Sin always takes you further than you planned to go. “And it came about when she pressed him daily with her words and urged him, that his soul was annoyed to death” (16:16). Delilah’s constant nagging caused him to reveal the source of his strength which eventually drove the Lord from his presence. That’s what one sin can do; you take one step and before you know it, you’ve gone a mile. Few have a life ambition to be an alcoholic, but many find this their journey’s end because of poor planning in taking the first drink.
Sin always keeps you longer than you intended to stay. “Then the Philistines seized him and gouged out his eyes; and they brought him down to Gaza and bound him with bronze chains, and he was a grinder in the prison” (16:21). Once mighty enough to kill a thousand men with the jawbone of a donkey, sin diminished Samson to a helpless slave whom his enemies would call into their parties for amusement. The way of darkness offers pleasure, enjoyment, satisfaction, and freedom, but all it delivers is a life of bondage to sin.
Sin always costs you more than you wanted to pay. “And Samson said, ‘Let me die with the Philistines!’ And he bent with all his might so that the house fell on the lords and all the people who were in it. So the dead whom he killed at his death were more than those whom he killed in his life” (16:30). Samson lost his hair, his strength, his dignity, and his life—all because of sin. What’s even worse is that many will lose their soul because they will have counted its seasonal pleasures as more important than an eternity with God. “The wages of sin is death” (Rom. 6:23); is it really worth it?

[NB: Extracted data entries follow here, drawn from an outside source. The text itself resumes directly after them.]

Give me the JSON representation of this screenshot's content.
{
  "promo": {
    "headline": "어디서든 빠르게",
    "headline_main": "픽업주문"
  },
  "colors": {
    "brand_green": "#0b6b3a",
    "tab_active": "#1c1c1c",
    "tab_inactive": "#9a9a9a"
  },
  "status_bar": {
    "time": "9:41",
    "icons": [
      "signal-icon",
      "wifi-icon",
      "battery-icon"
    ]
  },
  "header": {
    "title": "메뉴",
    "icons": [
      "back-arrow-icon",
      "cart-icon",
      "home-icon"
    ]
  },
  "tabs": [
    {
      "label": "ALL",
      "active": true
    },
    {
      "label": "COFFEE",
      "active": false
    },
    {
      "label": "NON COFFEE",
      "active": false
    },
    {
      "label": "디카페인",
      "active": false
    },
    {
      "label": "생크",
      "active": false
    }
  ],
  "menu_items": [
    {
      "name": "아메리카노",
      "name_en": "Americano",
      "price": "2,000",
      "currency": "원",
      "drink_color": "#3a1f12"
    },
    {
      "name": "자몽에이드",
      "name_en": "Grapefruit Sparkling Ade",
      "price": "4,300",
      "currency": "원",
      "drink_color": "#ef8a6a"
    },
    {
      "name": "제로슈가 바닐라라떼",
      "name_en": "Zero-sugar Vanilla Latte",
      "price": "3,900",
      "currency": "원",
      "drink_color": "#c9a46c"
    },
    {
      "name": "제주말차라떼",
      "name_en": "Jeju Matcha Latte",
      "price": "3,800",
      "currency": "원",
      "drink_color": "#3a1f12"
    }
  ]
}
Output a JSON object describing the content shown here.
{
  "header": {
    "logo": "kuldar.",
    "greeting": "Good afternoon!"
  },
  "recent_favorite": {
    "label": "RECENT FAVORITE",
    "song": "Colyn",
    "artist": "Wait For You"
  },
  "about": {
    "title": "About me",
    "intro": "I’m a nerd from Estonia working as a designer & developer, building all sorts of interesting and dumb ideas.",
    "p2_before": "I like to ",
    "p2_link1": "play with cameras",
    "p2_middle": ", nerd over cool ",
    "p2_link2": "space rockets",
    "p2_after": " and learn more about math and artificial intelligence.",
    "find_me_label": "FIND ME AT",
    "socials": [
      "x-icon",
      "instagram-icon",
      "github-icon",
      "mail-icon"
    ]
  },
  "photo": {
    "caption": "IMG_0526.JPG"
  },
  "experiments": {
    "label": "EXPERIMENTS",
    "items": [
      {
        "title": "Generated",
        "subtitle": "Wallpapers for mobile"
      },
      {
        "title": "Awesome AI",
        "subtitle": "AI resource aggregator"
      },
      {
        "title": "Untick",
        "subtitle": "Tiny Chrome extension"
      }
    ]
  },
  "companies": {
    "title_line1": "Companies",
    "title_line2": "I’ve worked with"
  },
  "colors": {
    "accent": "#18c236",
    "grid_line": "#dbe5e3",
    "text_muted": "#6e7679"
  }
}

Thank God He has provided us with a solution to this progressive problem. “Put on the Lord Jesus Christ, and make no provision for the flesh in regard to its lusts” (Rom. 13:14). It is only Jesus that can blunt the sting of sin and conquer the power of death, releasing us from its chains. And His cure is not some temporary fix that only covers the symptoms, He goes right to the source and eliminates it. The Lord always gives you more than you deserve to receive.